En admettant que ce « peuple » eût existé dans l’histoire lointaine des groupes bantous, quels en sont aujourd’hui les effets de liant souvent ressassés à la mords-moi-le-nœud et proclamés à la va-comme-je-te-pousse ?
MANQUE D’HOMOGÉNÉITÉ
En réalité, le présumé « peuple Ekang » présente moins une harmonie sociologique qu’une sorte de compatibilité géographique en manque d’homogénéité coutumière et de langue véhiculaire.
Même au sein des clans tribaux occasionnellement idéalisés dans le Midi camerounais, qui prétendent tous allègrement appartenir à ce fameux peuple pluriel, les chefferies traditionnelles et les corps sociaux peinent désespérément à prendre forme, pour faire émerger de puissants leviers de solidarité communautaire et de progrès exemplaire.
GESTALT DÉSORDONNÉE
Bien au contraire, leur gestalt désordonnée s’articule autour de mini-structures politicardes et de querelles fratricides, entretenant des réseaux interpersonnels de médisance et de méfiance, de mendicité et de vénalité, arc-boutés sur les faveurs circonstancielles d’un État aux ressources fatalement ténues, mais férocement minorées par une endémique prévarication élitaire.

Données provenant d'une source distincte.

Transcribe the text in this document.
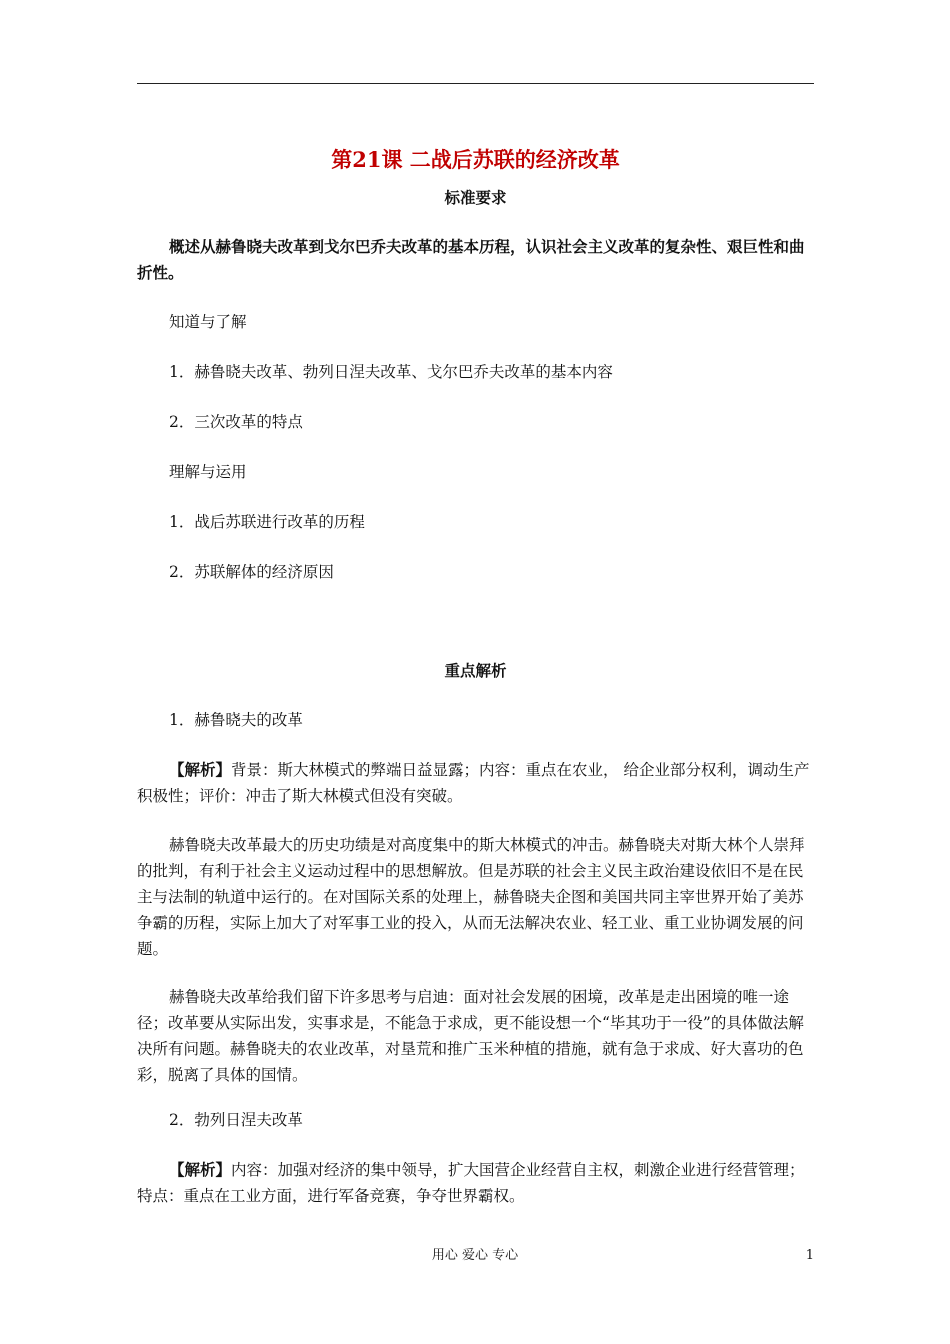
第21课 二战后苏联的经济改革
标准要求
概述从赫鲁晓夫改革到戈尔巴乔夫改革的基本历程，认识社会主义改革的复杂性、艰巨性和曲折性。
知道与了解
1．赫鲁晓夫改革、勃列日涅夫改革、戈尔巴乔夫改革的基本内容
2．三次改革的特点
理解与运用
1．战后苏联进行改革的历程
2．苏联解体的经济原因
重点解析
1．赫鲁晓夫的改革
【解析】背景：斯大林模式的弊端日益显露；内容：重点在农业， 给企业部分权利，调动生产积极性；评价：冲击了斯大林模式但没有突破。
赫鲁晓夫改革最大的历史功绩是对高度集中的斯大林模式的冲击。赫鲁晓夫对斯大林个人崇拜的批判，有利于社会主义运动过程中的思想解放。但是苏联的社会主义民主政治建设依旧不是在民主与法制的轨道中运行的。在对国际关系的处理上，赫鲁晓夫企图和美国共同主宰世界开始了美苏争霸的历程，实际上加大了对军事工业的投入，从而无法解决农业、轻工业、重工业协调发展的问题。
赫鲁晓夫改革给我们留下许多思考与启迪：面对社会发展的困境，改革是走出困境的唯一途径；改革要从实际出发，实事求是，不能急于求成，更不能设想一个“毕其功于一役”的具体做法解决所有问题。赫鲁晓夫的农业改革，对垦荒和推广玉米种植的措施，就有急于求成、好大喜功的色彩，脱离了具体的国情。
2．勃列日涅夫改革
【解析】内容：加强对经济的集中领导，扩大国营企业经营自主权，刺激企业进行经营管理；特点：重点在工业方面，进行军备竞赛，争夺世界霸权。
用心 爱心 专心	1
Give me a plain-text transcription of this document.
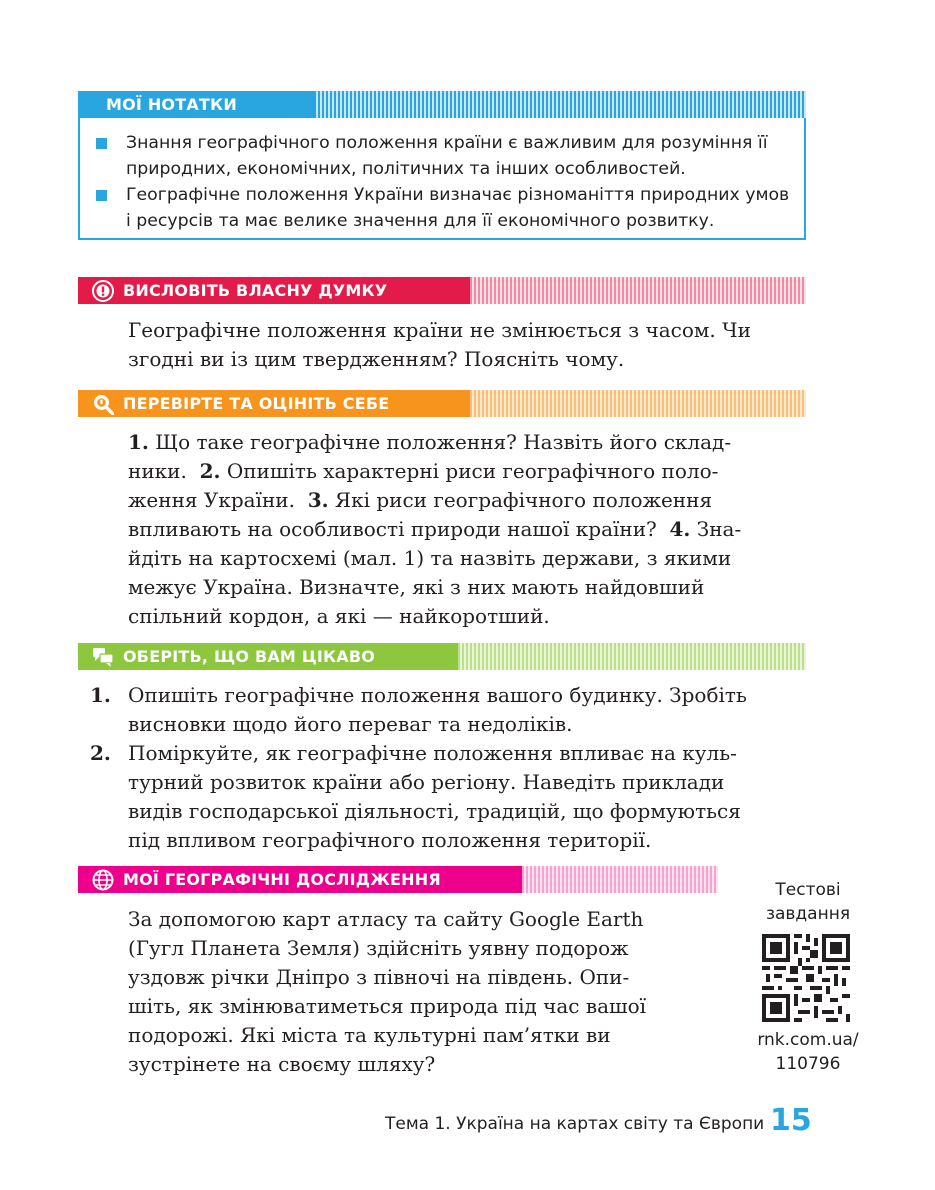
МОЇ НОТАТКИ
Знання географічного положення країни є важливим для розуміння її
природних, економічних, політичних та інших особливостей.
Географічне положення України визначає різноманіття природних умов
і ресурсів та має велике значення для її економічного розвитку.
ВИСЛОВІТЬ ВЛАСНУ ДУМКУ
Географічне положення країни не змінюється з часом. Чи
згодні ви із цим твердженням? Поясніть чому.
ПЕРЕВІРТЕ ТА ОЦІНІТЬ СЕБЕ
1. Що таке географічне положення? Назвіть його склад-
ники.  2. Опишіть характерні риси географічного поло-
ження України.  3. Які риси географічного положення
впливають на особливості природи нашої країни?  4. Зна-
йдіть на картосхемі (мал. 1) та назвіть держави, з якими
межує Україна. Визначте, які з них мають найдовший
спільний кордон, а які — найкоротший.
ОБЕРІТЬ, ЩО ВАМ ЦІКАВО
1. Опишіть географічне положення вашого будинку. Зробіть
висновки щодо його переваг та недоліків.
2. Поміркуйте, як географічне положення впливає на куль-
турний розвиток країни або регіону. Наведіть приклади
видів господарської діяльності, традицій, що формуються
під впливом географічного положення території.
МОЇ ГЕОГРАФІЧНІ ДОСЛІДЖЕННЯ
За допомогою карт атласу та сайту Google Earth
(Гугл Планета Земля) здійсніть уявну подорож
уздовж річки Дніпро з півночі на південь. Опи-
шіть, як змінюватиметься природа під час вашої
подорожі. Які міста та культурні пам’ятки ви
зустрінете на своєму шляху?
Тестові
завдання
rnk.com.ua/
110796
Тема 1. Україна на картах світу та Європи 15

De fait, la conscience d’appartenance y est contextuelle, soumise au rythme des manifestations élémentaires et inclusive d’identifications complémentaires, notamment lors de cérémonies funéraires, de fêtes nuptiales ou de rassemblements folkloriques, dans une étrange complicité de façade entre ceux qui tiennent le haut du pavé et les âmes ratatinées par la cruauté du quotidien, entre les descendants vivants et les ascendants disparus, entre les fractions domptables du réel utile et les dimensions indomptables de l’irréel futile.
COHÉSION NATIONALE ET PATRIOTIQUE
Dans ces conditions irréductibles au Cameroun méridional, la question cruciale qui s’impose finalement à l’esprit est de savoir comment essentialiser les heurs de l’humanisme dans une nation au détriment des malheurs de l’ethnocentrisme, en cette période éminemment délicate et agitée où « l’Afrique en miniature » encourt malheureusement des risques exacerbés de revendications primaires, de replis identitaires et de dislocations entitaires ?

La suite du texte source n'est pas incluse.